DAL 2005 al 2007 - I fatti si riferiscono a un arco di tempo che va dal 2005 al novembre 2007. Mastella è inoltre indagato per tentativo di concussione in concorso con altri esponenti del suo partito (il segretario regionale Fantini, gli ex consiglieri regionali Ferraro e Errico e l’ex assessore regionale Abbamonte) per costringere il direttore sanitario dell’ospedale Santobono a nominare primario Bruno Rolando (anch’egli indagato): in seguito alla sua opposizione, il direttore sanitario avrebbe ricevuto intimidazioni, come la presentazione di una interpellanza nei suoi confronti. Concorso in truffa è un altro capo di imputazione configurato nei confronti della Lonardo: è relativo a incarichi di consulenze alla Asl di Benevento a persone che non avrebbero avuto i requisiti richiesti.

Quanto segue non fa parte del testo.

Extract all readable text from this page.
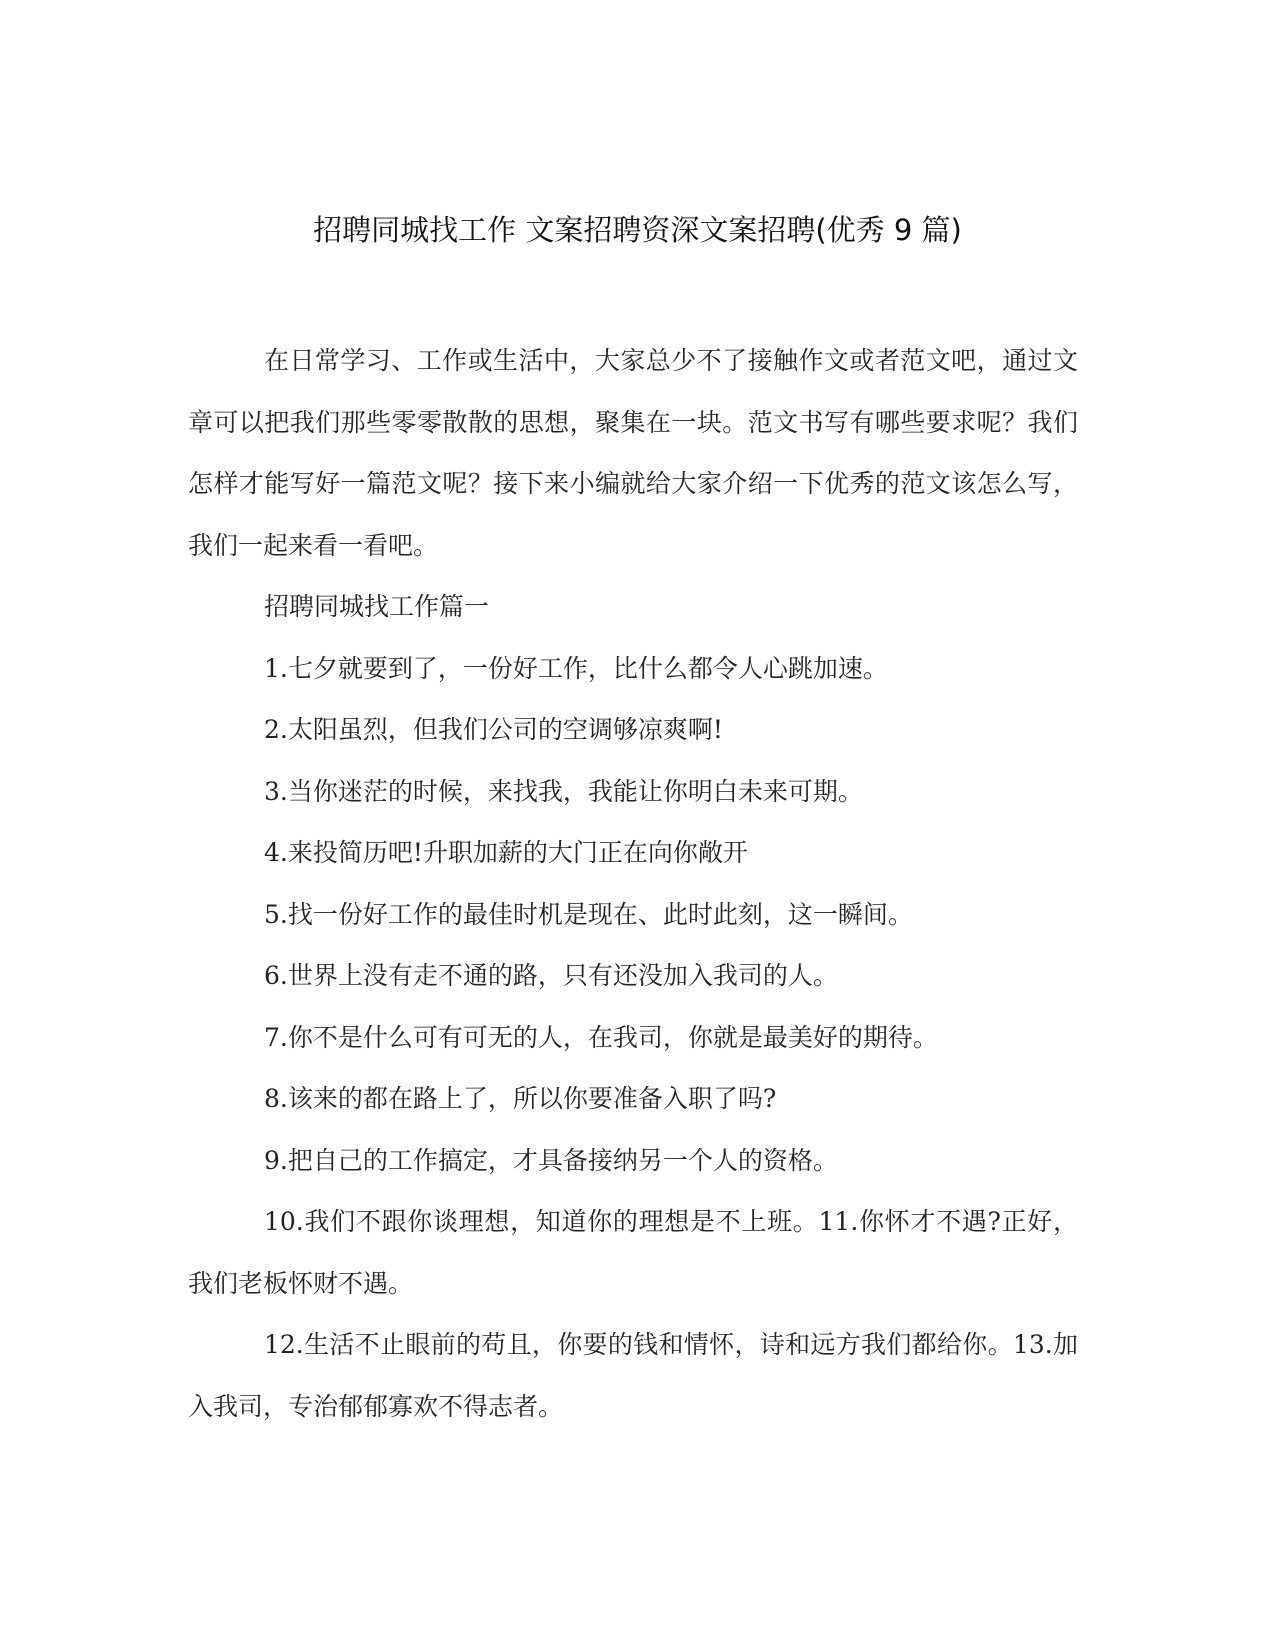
招聘同城找工作 文案招聘资深文案招聘(优秀 9 篇)

在日常学习、工作或生活中，大家总少不了接触作文或者范文吧，通过文章可以把我们那些零零散散的思想，聚集在一块。范文书写有哪些要求呢？我们怎样才能写好一篇范文呢？接下来小编就给大家介绍一下优秀的范文该怎么写，我们一起来看一看吧。

招聘同城找工作篇一

1.七夕就要到了，一份好工作，比什么都令人心跳加速。

2.太阳虽烈，但我们公司的空调够凉爽啊!

3.当你迷茫的时候，来找我，我能让你明白未来可期。

4.来投简历吧!升职加薪的大门正在向你敞开

5.找一份好工作的最佳时机是现在、此时此刻，这一瞬间。

6.世界上没有走不通的路，只有还没加入我司的人。

7.你不是什么可有可无的人，在我司，你就是最美好的期待。

8.该来的都在路上了，所以你要准备入职了吗?

9.把自己的工作搞定，才具备接纳另一个人的资格。

10.我们不跟你谈理想，知道你的理想是不上班。11.你怀才不遇?正好，我们老板怀财不遇。

12.生活不止眼前的苟且，你要的钱和情怀，诗和远方我们都给你。13.加入我司，专治郁郁寡欢不得志者。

«ASSOCIAZIONE A DELINQUERE» - Mastella e Lonardo, insieme con altri indagati, sono accusati inoltre dai pm di associazione per delinquere, un’associazione che avrebbe operato secondo i magistrati soprattutto in Campania per «una serie indeterminata di delitti contro la pubblica amministrazione» e soprattutto per l’acquisizione di attività pubbliche e gare pubbliche bandite dagli enti territoriali in Campania attraverso la realizzazione di reati quali falsità ideologica, turbata libertà degli incanti, corruzioni, abusi di ufficio e rivelazioni del segreto d’ufficio.